Ankara’s boldness in challenging Paris is built on simmering French-Turkish tensions across multiple areas. At the core of France and Turkey’s ideological rift is the two countries’ opposing views on the role of religion in society. But Paris and Ankara also support opposing sides of various foreign feuds and conflicts, including the Libyan civil war and the fight over resources in the eastern Mediterranean Sea.
- Macron is planning to introduce reforms in December that would further protect the separation between church and state in France. Erdogan, by contrast, has pushed to have religious values take more of a central place in Turkey’s technically secular government.
- In the Mediterranean Sea, France has been particularly vocal in condemning Turkey’s aggressive oil and gas exploration activities in disputed waters claimed by Greece and Cyprus.
- In Libya, France temporarily pulled out of a NATO mission after a Turkish frigate targeted a French frigate. The French ship was inspecting another Turkish vessel that was suspected of violating the arms embargo on Libya.
Turkey and France’s industrial trade could be threatened if the former’s boycott expands from its current focus on the latter’s consumer goods.
- Turkey and France’s economic relationship sees about $17 billion in trade volume.
- Turkey is France’s 13th-largest global supplier of imports (mostly industrial products, such as machinery) while France is Turkey’s sixth-largest customer.

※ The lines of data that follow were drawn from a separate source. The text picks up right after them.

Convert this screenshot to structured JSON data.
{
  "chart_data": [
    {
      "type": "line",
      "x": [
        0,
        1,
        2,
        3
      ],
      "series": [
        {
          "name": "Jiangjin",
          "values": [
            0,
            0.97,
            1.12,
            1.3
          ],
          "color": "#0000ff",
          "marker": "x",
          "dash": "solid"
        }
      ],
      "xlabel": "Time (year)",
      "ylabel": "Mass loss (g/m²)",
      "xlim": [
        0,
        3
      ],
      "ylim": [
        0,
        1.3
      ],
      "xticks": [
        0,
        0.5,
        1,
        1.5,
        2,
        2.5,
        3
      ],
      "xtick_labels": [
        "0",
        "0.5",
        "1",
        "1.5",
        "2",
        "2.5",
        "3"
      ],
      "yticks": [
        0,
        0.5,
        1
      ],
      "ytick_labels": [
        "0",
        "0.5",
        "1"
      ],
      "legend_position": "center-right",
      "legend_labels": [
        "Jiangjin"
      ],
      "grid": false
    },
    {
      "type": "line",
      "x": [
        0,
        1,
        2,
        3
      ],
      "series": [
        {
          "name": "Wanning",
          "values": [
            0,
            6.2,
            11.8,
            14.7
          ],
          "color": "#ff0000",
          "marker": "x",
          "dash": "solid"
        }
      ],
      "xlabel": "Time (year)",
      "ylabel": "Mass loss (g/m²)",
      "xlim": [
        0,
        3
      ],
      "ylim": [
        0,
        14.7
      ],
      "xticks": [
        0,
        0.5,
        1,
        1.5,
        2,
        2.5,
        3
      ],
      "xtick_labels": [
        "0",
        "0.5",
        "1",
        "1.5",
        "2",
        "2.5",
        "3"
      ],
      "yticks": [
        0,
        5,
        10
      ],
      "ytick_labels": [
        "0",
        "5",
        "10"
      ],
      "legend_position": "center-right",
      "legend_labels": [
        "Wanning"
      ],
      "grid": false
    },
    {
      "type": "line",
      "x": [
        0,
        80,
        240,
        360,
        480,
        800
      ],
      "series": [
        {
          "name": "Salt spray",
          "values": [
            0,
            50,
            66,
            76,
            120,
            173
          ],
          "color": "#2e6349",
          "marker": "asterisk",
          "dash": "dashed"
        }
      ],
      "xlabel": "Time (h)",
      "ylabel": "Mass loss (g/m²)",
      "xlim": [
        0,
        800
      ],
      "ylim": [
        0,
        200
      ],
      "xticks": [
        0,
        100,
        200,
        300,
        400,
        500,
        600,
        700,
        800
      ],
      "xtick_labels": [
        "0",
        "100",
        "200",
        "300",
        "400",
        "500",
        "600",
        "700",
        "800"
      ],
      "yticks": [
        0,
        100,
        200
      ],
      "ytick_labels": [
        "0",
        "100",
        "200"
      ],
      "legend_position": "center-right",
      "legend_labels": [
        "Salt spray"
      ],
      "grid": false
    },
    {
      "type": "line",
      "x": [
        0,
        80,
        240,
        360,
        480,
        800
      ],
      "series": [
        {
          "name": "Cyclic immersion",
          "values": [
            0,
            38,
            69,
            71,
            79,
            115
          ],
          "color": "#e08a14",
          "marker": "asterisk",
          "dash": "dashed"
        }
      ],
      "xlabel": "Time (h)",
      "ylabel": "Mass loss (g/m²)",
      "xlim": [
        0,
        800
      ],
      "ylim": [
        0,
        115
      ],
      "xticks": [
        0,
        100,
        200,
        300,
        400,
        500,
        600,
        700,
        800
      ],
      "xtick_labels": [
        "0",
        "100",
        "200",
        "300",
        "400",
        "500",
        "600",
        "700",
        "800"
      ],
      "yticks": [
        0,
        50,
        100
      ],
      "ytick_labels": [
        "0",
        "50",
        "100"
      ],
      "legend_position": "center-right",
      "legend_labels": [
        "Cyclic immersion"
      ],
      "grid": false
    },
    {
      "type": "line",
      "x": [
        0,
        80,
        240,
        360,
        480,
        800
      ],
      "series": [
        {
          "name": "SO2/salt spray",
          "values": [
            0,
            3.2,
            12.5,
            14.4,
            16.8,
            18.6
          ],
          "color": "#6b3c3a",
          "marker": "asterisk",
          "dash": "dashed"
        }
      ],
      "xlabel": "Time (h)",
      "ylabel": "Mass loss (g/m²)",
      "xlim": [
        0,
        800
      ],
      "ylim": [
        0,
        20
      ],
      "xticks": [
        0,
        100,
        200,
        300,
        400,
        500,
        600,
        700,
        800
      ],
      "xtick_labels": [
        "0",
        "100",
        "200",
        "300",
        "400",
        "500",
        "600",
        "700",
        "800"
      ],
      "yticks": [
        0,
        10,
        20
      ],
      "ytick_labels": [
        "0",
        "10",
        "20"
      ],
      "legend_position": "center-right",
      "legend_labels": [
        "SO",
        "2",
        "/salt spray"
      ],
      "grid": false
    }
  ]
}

- The Turkish city of Bursa is home to one of the largest global production centers of the French car manufacturer Renault.
Despite the financial risk, Erdogan and his ruling Justice and Development Party (AKP) will inflame anti-French tensions to gain domestic stature among nationalist and religious Turks. By eroding living standards in the country, Turkey’s declining economic performance and weakening currency have also eroded support for Erdogan and the AKP. And challenging France provides a welcome political distraction from Turkey’s grim financial outlook.
- The AKP routinely uses foreign tensions to offset political pressure at home, particularly during periods of economic stress that damages their popularity.
- A survey conducted by Metropoll in August gave Erdogan only narrow leads against Istanbul’s mayor Imam Imagoglu and other hypothetical opposition figures who may run in Turkey’s next presidential race, which is scheduled for 2023.
- The Turkish lira’s exchange rate against the U.S. dollar recently reached an all-time low. The lira’s value has declined by 20 percent since the beginning of 2020.
Abroad, Ankara will try to capitalize on growing anti-French sentiment to position itself as the leader of the Muslim world at the expense of its regional rivals. Turkey’s willingness to directly challenge France contrasts with the more moderate approaches of Saudi Arabia and the United Arab Emirates. While they’ll allow informal boycotts of French products, Riyadh and Abu Dhabi are both unlikely to officially take the same strident tone against France for fear of upsetting defense and trade ties with Europe with alienating Islamist rhetoric. In addition, both countries are trying to shift away from promoting political Islam abroad and don’t want to be seen as following Turkey’s leadership.
- The AKP has a long-standing soft power strategy to establish Turkey as the leader of the Sunni world, which has seen the Turkish government set up schools, mosques and pose as the champion of global Sunni rights.
- Since coming to power in 2002, the AKP has pushed an Islamist vision abroad that competes with Saudi Arabia’s influence.
- The AKP often views this soft power strategy as a combination of genuine religious missionary activity and a vehicle to secure influence and allies with religious fellow travelers.